King of surrealist marketing Simon Porte Jacquemus’ namesake label leads the fashion pack in CGI content. The brand has created videos of its Bambino bags rolling through the streets of Paris to the Opéra Garnier, swimming through Lake Como, tumbling in a Parisian curbside washing machine and hanging from serene apple trees. The label has also dreamt up clips of massive lemons falling from the sky over the South of France, refrigerators holding ice-cold versions of its accessories and a gargantuan depiction of its LE CHOUCHOU book flipping in the breeze of Versailles. Jacquemus has constructed a digital fantasy world that champions escapism — and there’s a case to be made that this content provides a similar level of mindlessness to those crusher videos, just with higher production value.

“CGI content can be polarizing. People love it and love to hate it, which is why it goes viral,” Mocoe says. “But Jacquemus has really mastered it in a way that hits the internet just right.” She’s correct: the top comments on the brand’s CGI posts usually read something along the lines of “Jacquemus’ marketing team deserves a raise,” and the label’s engagement soars upwards of 10 million views in several cases.

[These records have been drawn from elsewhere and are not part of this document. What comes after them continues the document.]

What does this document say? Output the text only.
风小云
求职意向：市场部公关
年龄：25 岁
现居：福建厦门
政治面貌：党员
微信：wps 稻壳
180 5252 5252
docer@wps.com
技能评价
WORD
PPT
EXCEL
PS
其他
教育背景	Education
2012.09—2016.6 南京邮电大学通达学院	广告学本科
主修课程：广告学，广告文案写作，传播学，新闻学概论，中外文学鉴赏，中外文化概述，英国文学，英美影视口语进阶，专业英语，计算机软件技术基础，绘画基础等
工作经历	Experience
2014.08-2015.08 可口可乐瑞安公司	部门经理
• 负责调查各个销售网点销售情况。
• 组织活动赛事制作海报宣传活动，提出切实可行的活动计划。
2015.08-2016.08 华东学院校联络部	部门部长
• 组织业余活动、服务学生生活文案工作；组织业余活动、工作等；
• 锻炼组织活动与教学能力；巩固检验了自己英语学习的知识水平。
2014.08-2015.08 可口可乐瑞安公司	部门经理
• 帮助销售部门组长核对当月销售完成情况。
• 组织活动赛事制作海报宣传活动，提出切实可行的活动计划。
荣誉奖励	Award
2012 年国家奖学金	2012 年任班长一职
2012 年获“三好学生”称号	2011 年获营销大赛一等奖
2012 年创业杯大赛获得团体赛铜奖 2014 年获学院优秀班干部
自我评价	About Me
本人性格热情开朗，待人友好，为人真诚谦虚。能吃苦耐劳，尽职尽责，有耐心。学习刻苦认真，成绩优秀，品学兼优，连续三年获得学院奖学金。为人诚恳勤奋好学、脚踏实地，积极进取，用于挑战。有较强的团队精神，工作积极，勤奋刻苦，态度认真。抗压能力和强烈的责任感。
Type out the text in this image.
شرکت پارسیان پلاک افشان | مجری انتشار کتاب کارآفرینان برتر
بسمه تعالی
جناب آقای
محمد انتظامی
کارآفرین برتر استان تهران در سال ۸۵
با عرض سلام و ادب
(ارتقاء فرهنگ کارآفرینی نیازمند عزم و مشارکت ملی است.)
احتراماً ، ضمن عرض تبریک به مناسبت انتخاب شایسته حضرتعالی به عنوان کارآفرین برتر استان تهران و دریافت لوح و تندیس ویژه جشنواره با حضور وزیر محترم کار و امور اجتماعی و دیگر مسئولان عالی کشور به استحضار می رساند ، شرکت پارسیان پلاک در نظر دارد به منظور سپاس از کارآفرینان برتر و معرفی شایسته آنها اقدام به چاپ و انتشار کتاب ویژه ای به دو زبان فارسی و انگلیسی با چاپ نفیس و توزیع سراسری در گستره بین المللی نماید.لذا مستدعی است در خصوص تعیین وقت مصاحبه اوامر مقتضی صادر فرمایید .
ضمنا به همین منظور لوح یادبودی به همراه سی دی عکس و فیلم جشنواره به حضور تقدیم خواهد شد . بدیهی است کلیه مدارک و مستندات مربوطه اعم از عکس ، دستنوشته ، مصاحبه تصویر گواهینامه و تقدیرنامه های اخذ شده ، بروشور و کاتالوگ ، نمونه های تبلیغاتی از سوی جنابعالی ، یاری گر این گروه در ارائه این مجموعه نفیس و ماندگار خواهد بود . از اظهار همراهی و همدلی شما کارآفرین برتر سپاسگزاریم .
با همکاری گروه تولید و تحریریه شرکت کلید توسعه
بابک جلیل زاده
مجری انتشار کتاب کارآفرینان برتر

This is not to say that fashion’s classic social media strategies are no longer effective. Jacquemus’ traditional runway videos still record sky-high impressions, as do those of LOEWE. Megabrands like Louis Vuitton and Prada have exclusively maintained their high-quality video aesthetics. But of course, those labels have decades of loyal customers, ultra-famous ambassadors and massive advertising budgets to rely on, so there’s no real need for a revamp.

It’s the smaller brands, the emerging labels — and most noticeably the bigger houses seeking to gain Gen Z’s love — that consider very-online content the key to a new, larger audience. Because in a sea of TikTok Shop videos and increasingly more frequent sponsored posts, the last thing that doom scrollers want to watch is anything that resembles an advertisement.

But brainrot is no joke: ​​Extremely Online: The Untold Story of Fame, Influence, and Power on the Internet author Taylor Lorenz told The New York Times that she believes the word is synonymous with “broken brain,” while Michael Rich, the pediatrician who founded Boston Children’s Hospital Digital Wellness Lab, stated that many of his patients call brainrot a “badge of honor.” Overall, there’s a lightheartedness associated with the term, despite people being self-aware enough to know that their growing screen times are likely harming them. At the same time, brainrotting trends and terminology unite online users with a semblance of IYKYK community, which, amid a national epidemic of loneliness, can be enticing.

Nonetheless, while brainrot persists, so will the content. And in the case of fashion marketing, it appears that a little bit of it pays off. It’s up to you how much you consume.